Savings bank accounts will offer negligible interests and fixed deposits will barely keep pace with inflation. The stock market is the place to invest if one wants to actually grow wealth vis-à-vis just stagnating. If you are wary about taking the plunge by yourself, consider mutual funds. The point is to diversify investments with some amount in debt, some in equity and so on. Even if you're risk-averse, venture out of your savings comfort zone a little.

Bogleheads

This is the financial strategy envisaged by the book The Bogleheads' Guide to Investing. This strategy advises you to start investing early in life.
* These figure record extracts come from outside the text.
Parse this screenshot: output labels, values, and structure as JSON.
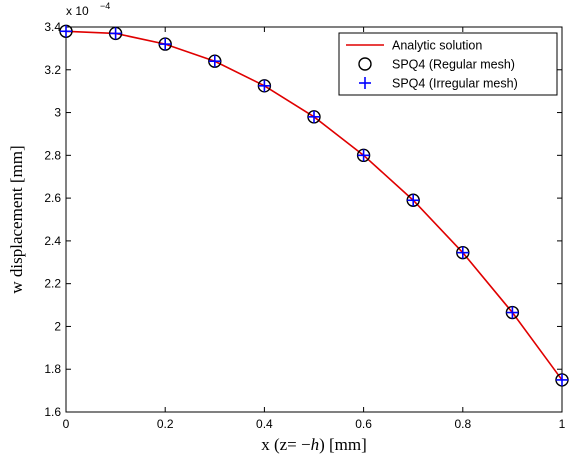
{
  "chart_data": {
    "type": "line",
    "title": "",
    "xlabel_prefix": "x (z= −",
    "xlabel_italic": "h",
    "xlabel_suffix": ") [mm]",
    "ylabel": "w displacement [mm]",
    "y_multiplier_base": "x 10",
    "y_multiplier_exponent": "−4",
    "xlim": [
      0,
      1
    ],
    "ylim": [
      1.6,
      3.4
    ],
    "x_ticks": [
      0,
      0.2,
      0.4,
      0.6,
      0.8,
      1
    ],
    "x_tick_labels": [
      "0",
      "0.2",
      "0.4",
      "0.6",
      "0.8",
      "1"
    ],
    "y_ticks": [
      1.6,
      1.8,
      2,
      2.2,
      2.4,
      2.6,
      2.8,
      3,
      3.2,
      3.4
    ],
    "y_tick_labels": [
      "1.6",
      "1.8",
      "2",
      "2.2",
      "2.4",
      "2.6",
      "2.8",
      "3",
      "3.2",
      "3.4"
    ],
    "grid": false,
    "legend_position": "top-right",
    "series": [
      {
        "name": "Analytic solution",
        "style": "line",
        "color": "#e00000",
        "x": [
          0,
          0.1,
          0.2,
          0.3,
          0.4,
          0.5,
          0.6,
          0.7,
          0.8,
          0.9,
          1.0
        ],
        "y": [
          3.38,
          3.37,
          3.32,
          3.24,
          3.125,
          2.98,
          2.8,
          2.59,
          2.345,
          2.065,
          1.75
        ]
      },
      {
        "name": "SPQ4 (Regular mesh)",
        "style": "circle",
        "color": "#000000",
        "x": [
          0,
          0.1,
          0.2,
          0.3,
          0.4,
          0.5,
          0.6,
          0.7,
          0.8,
          0.9,
          1.0
        ],
        "y": [
          3.38,
          3.37,
          3.32,
          3.24,
          3.125,
          2.98,
          2.8,
          2.59,
          2.345,
          2.065,
          1.75
        ]
      },
      {
        "name": "SPQ4 (Irregular mesh)",
        "style": "plus",
        "color": "#0000ff",
        "x": [
          0,
          0.1,
          0.2,
          0.3,
          0.4,
          0.5,
          0.6,
          0.7,
          0.8,
          0.9,
          1.0
        ],
        "y": [
          3.38,
          3.37,
          3.32,
          3.24,
          3.125,
          2.98,
          2.8,
          2.59,
          2.345,
          2.065,
          1.75
        ]
      }
    ]
  }
}
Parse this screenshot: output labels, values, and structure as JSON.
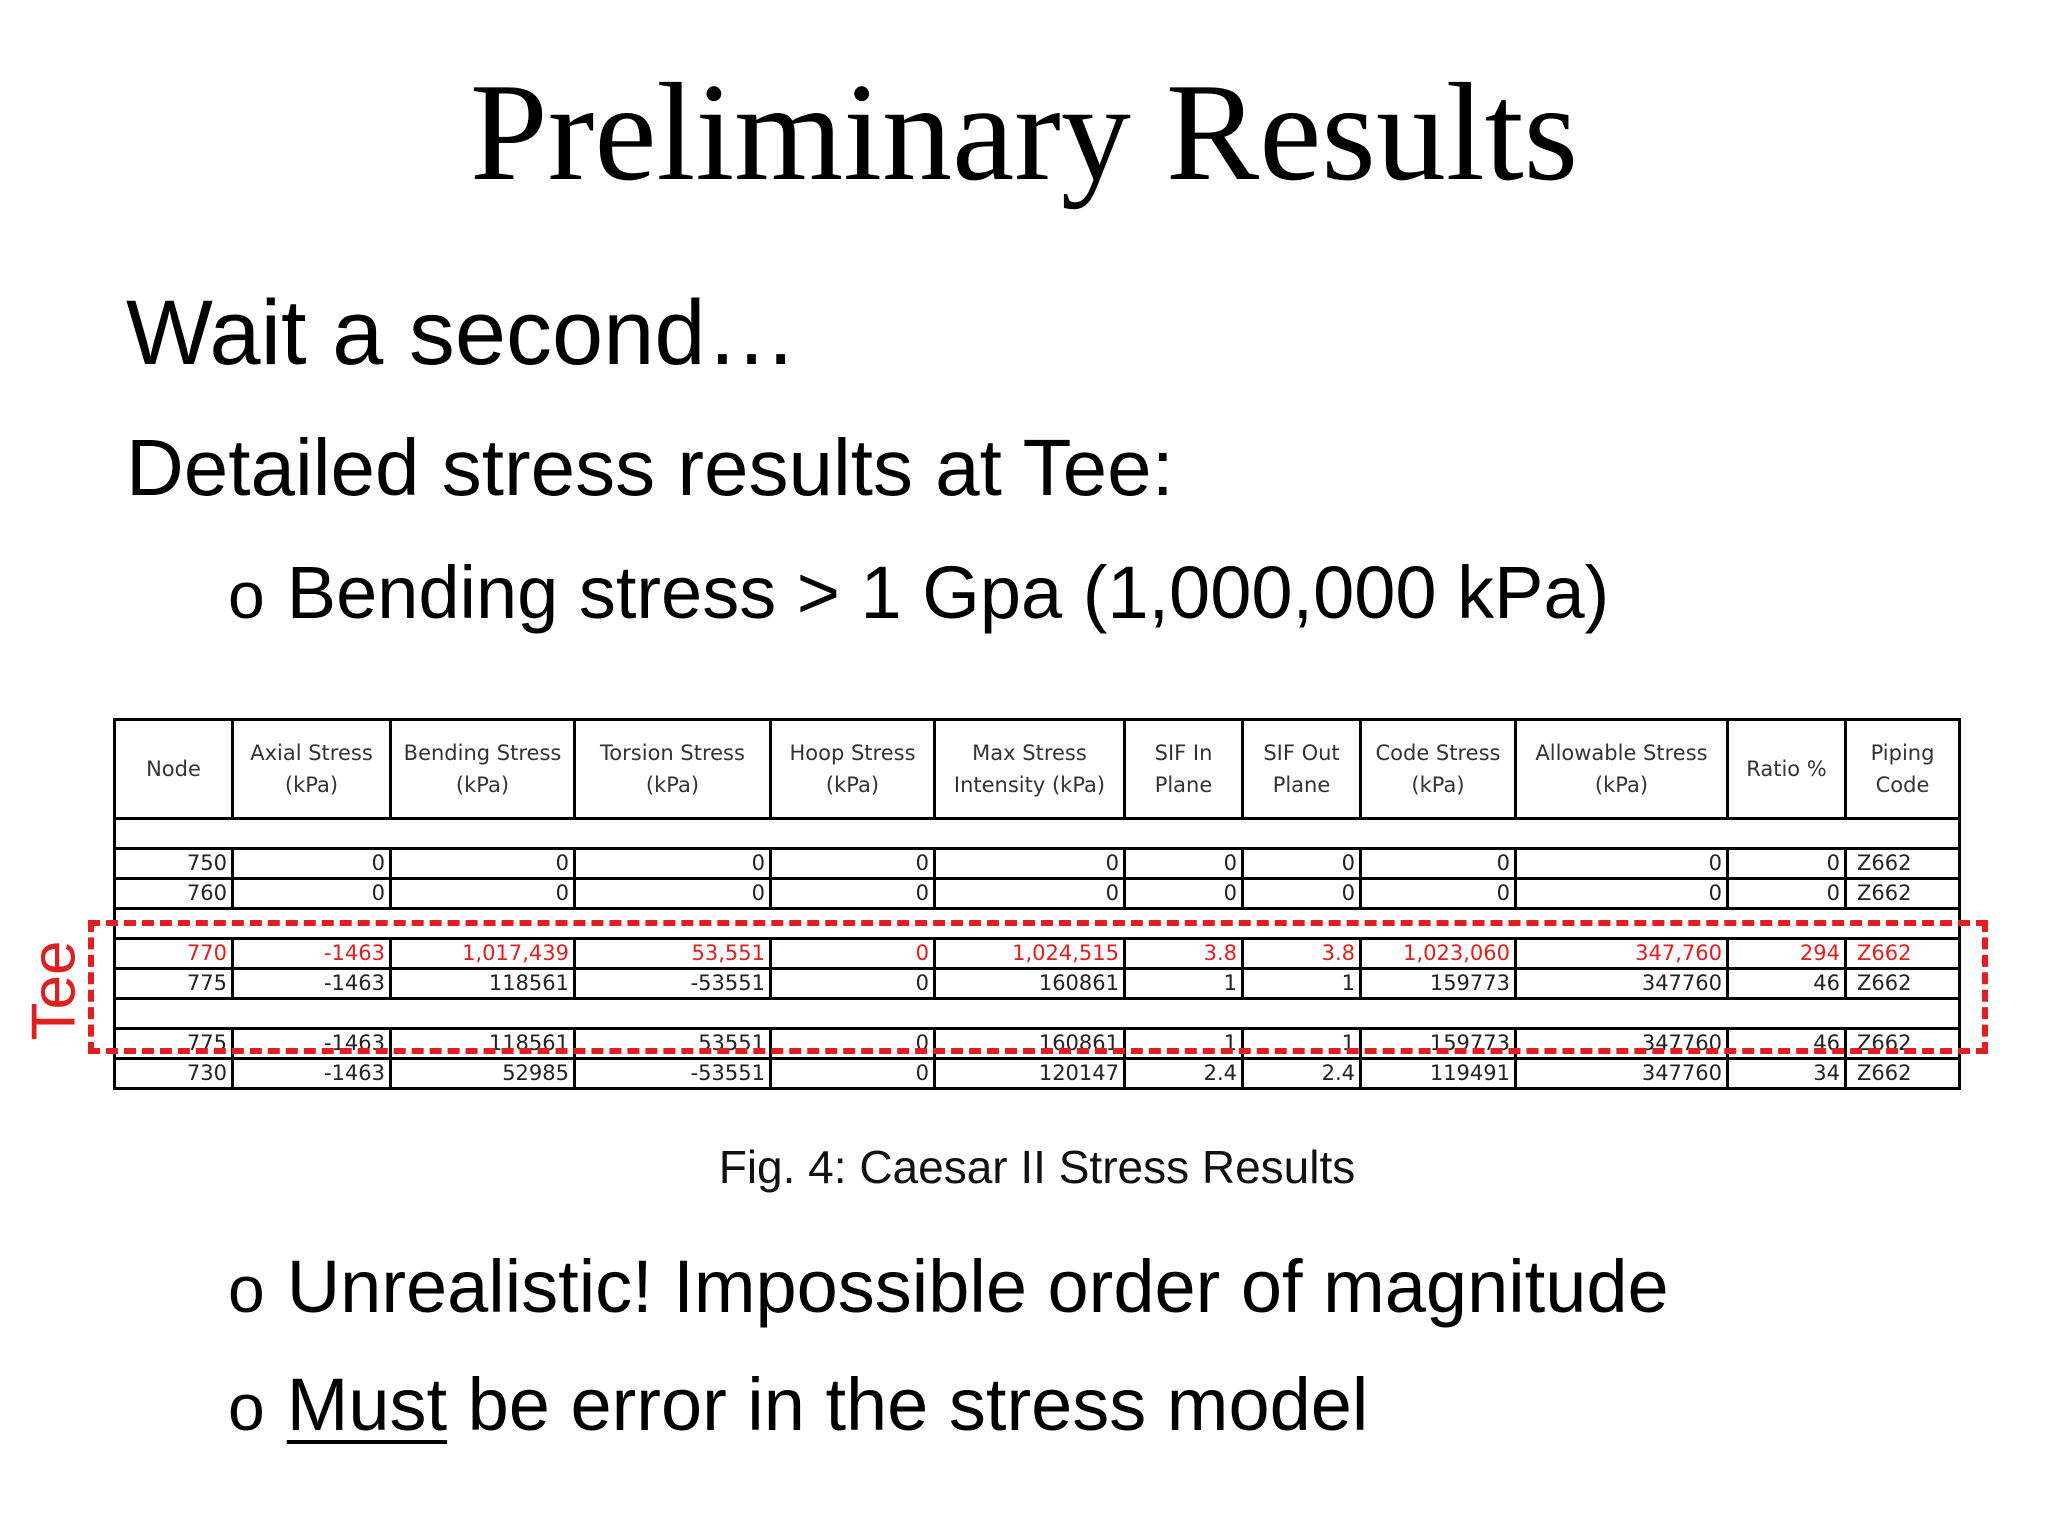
{
  "slide": {
    "title": "Preliminary Results",
    "heading": "Wait a second…",
    "subheading": "Detailed stress results at Tee:",
    "bullet_marker": "o",
    "bullets": [
      {
        "text": "Bending stress > 1 Gpa  (1,000,000 kPa)"
      },
      {
        "text": "Unrealistic! Impossible order of magnitude"
      },
      {
        "underlined": "Must",
        "rest": " be error in the stress model"
      }
    ],
    "tee_label": "Tee",
    "caption": "Fig. 4: Caesar II Stress Results"
  },
  "table": {
    "headers": [
      [
        "Node"
      ],
      [
        "Axial Stress",
        "(kPa)"
      ],
      [
        "Bending Stress",
        "(kPa)"
      ],
      [
        "Torsion Stress",
        "(kPa)"
      ],
      [
        "Hoop Stress",
        "(kPa)"
      ],
      [
        "Max Stress",
        "Intensity (kPa)"
      ],
      [
        "SIF In",
        "Plane"
      ],
      [
        "SIF Out",
        "Plane"
      ],
      [
        "Code Stress",
        "(kPa)"
      ],
      [
        "Allowable Stress",
        "(kPa)"
      ],
      [
        "Ratio %"
      ],
      [
        "Piping",
        "Code"
      ]
    ],
    "rows": [
      {
        "blank": true
      },
      {
        "cells": [
          "750",
          "0",
          "0",
          "0",
          "0",
          "0",
          "0",
          "0",
          "0",
          "0",
          "0",
          "Z662"
        ]
      },
      {
        "cells": [
          "760",
          "0",
          "0",
          "0",
          "0",
          "0",
          "0",
          "0",
          "0",
          "0",
          "0",
          "Z662"
        ]
      },
      {
        "blank": true
      },
      {
        "highlight": true,
        "cells": [
          "770",
          "-1463",
          "1,017,439",
          "53,551",
          "0",
          "1,024,515",
          "3.8",
          "3.8",
          "1,023,060",
          "347,760",
          "294",
          "Z662"
        ]
      },
      {
        "cells": [
          "775",
          "-1463",
          "118561",
          "-53551",
          "0",
          "160861",
          "1",
          "1",
          "159773",
          "347760",
          "46",
          "Z662"
        ]
      },
      {
        "blank": true
      },
      {
        "cells": [
          "775",
          "-1463",
          "118561",
          "53551",
          "0",
          "160861",
          "1",
          "1",
          "159773",
          "347760",
          "46",
          "Z662"
        ]
      },
      {
        "cells": [
          "730",
          "-1463",
          "52985",
          "-53551",
          "0",
          "120147",
          "2.4",
          "2.4",
          "119491",
          "347760",
          "34",
          "Z662"
        ]
      }
    ]
  }
}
Live below your means, have the right credit reward strategy, buy a house at the right time, choose investment wisely, diversify investments --- these are some of the pointers this offers.  We are also advised to invest regularly, and offers advice on how to keep taxes and costs low.

50/30/20 rule

This is a simple spending paradigm that should guide spending. 50% or half of one's income should go to essentials such as food, transport, rent, EMIs and so on. 30% should go towards leisure activities such as travel, shopping, entertainment, eating out, hobbies etc. 20% of one's income should be saved for exigencies or invested in ways that will yield an income later in life.

FIRE (Financial Independence Retire Early)

This is a more extreme form of saving recommended by the book Your Money or Your Life. There is priority given to retiring early and this entails high earnings with a high proportion of one's income being invested. The aim is to save between 50 and 75% of one’s income, which could mean little or no money for leisure or life’s luxuries. It means living very frugally, strictly keeping track of and controlling spending. Early retirement doesn’t mean that one has to stop working; it merely means that you have the freedom to do only the kind of work you like and only as much as you want to – because you don’t need to.

Warren Buffet’s strategy

He has been the richest man in the world at some point and continues to be among the wealthiest people in the world even today. Warren Buffet is an investor and is famous for something called value investing. He follows the Benjamin Graham school of investing, which looks for securities that are priced lower than their actual worth. Buffet looks at companies as a whole rather (its performance, profit, debt etc) than how they are doing on the stock market.